= Saturday Playhouse =

British TV drama series (1958–1961)

Saturday Playhouse is a sixty-minute British anthology television series produced by and airing on the British Broadcasting Corporation (BBC) from 4 January 1958 until 1 April 1961. There were sixty-eight episodes, among them adaptations of the plays The Man Who Came to Dinner and The Cat and the Canary. One of the episodes, Alex Atkinson’s classic thriller Design for Murder, was featured twice on the BBC: first on Saturday Playhouse (Saturday, 15 March 1958; S1/Ep.6) and again from the BBC's own theatre in Bristol (Thursday, 6 July 1961).
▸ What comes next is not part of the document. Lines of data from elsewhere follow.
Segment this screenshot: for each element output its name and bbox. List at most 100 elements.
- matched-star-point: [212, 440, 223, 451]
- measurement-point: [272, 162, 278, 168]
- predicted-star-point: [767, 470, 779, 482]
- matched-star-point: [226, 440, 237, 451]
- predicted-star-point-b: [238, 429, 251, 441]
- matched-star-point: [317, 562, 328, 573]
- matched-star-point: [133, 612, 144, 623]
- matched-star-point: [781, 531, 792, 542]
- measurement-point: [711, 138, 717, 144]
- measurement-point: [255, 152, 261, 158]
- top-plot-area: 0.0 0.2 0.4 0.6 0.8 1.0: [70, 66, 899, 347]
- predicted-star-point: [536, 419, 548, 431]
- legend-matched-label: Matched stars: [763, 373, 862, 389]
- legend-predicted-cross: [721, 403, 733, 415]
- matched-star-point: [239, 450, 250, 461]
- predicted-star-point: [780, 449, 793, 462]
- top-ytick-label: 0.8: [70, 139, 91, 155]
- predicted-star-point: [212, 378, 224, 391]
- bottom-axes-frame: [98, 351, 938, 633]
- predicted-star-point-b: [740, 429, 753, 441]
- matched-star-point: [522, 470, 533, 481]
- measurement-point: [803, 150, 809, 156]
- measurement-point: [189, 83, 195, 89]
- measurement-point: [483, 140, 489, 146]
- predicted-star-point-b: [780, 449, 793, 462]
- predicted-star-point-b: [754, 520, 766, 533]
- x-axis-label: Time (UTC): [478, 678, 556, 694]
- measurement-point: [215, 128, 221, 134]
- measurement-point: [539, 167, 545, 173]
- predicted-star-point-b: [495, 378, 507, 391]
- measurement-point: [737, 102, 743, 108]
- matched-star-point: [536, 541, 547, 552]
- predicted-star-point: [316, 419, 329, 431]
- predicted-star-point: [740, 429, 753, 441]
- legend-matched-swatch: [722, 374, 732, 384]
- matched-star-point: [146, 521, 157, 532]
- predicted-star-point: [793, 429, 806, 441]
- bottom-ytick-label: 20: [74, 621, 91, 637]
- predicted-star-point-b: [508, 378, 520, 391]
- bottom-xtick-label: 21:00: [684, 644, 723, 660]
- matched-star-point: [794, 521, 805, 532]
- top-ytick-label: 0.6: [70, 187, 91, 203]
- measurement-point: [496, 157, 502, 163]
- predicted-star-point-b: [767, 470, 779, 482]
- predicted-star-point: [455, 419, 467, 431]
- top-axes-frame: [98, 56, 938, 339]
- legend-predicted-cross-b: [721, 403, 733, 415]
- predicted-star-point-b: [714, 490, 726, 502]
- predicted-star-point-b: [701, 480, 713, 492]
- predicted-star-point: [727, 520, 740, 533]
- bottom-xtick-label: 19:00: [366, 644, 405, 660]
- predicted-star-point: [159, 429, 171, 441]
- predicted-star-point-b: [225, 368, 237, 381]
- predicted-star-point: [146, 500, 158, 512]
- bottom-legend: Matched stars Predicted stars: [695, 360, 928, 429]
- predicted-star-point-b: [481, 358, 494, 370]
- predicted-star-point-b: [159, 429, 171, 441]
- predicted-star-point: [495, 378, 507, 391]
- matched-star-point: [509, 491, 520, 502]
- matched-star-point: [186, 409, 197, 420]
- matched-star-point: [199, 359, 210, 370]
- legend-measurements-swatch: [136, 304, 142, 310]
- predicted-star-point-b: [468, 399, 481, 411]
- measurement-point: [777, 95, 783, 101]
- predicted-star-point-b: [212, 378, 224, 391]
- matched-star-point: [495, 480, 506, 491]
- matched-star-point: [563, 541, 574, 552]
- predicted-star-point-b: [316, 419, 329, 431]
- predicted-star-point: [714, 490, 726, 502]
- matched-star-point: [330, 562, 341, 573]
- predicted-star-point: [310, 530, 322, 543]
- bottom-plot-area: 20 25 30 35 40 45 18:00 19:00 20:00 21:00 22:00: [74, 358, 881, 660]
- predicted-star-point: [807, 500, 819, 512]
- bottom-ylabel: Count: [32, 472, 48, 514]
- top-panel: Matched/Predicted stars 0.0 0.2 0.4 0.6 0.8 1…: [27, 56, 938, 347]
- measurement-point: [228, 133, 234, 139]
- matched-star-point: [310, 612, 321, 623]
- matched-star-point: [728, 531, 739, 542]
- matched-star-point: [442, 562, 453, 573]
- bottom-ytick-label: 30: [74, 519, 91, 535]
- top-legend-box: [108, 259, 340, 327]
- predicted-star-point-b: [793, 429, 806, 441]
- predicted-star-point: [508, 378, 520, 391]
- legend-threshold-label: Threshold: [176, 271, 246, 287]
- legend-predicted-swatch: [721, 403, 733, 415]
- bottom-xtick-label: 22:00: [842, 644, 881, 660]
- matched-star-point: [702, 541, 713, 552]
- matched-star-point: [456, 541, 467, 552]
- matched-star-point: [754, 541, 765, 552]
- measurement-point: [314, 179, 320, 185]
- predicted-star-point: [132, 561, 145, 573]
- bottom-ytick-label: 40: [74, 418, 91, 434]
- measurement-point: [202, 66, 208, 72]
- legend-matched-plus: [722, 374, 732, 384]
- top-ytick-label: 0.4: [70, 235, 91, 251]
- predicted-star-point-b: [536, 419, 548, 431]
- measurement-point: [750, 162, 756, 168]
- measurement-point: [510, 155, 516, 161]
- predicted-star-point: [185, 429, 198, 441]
Many actors performed for Saturday Playhouse, including:
Maxine Audley,
John Barrie,
Michael Bates,
Brian Blessed,
Jeremy Brett,
Michael Crawford,
Anton Diffring,
Paul Eddington,
Denholm Elliott,
Thora Hird,
Desmond Llewelyn,
Margaret Lockwood,
Leo McKern,
Bob Monkhouse,
Leslie Phillips,
Prunella Scales and
Elizabeth Shepherd, among others. Screenplays were written by a range of established and new writers, including Patrick Hamilton, Lynn Foster, Alun Richards and Mary Melwood.

Only a single episode is believed to have survived.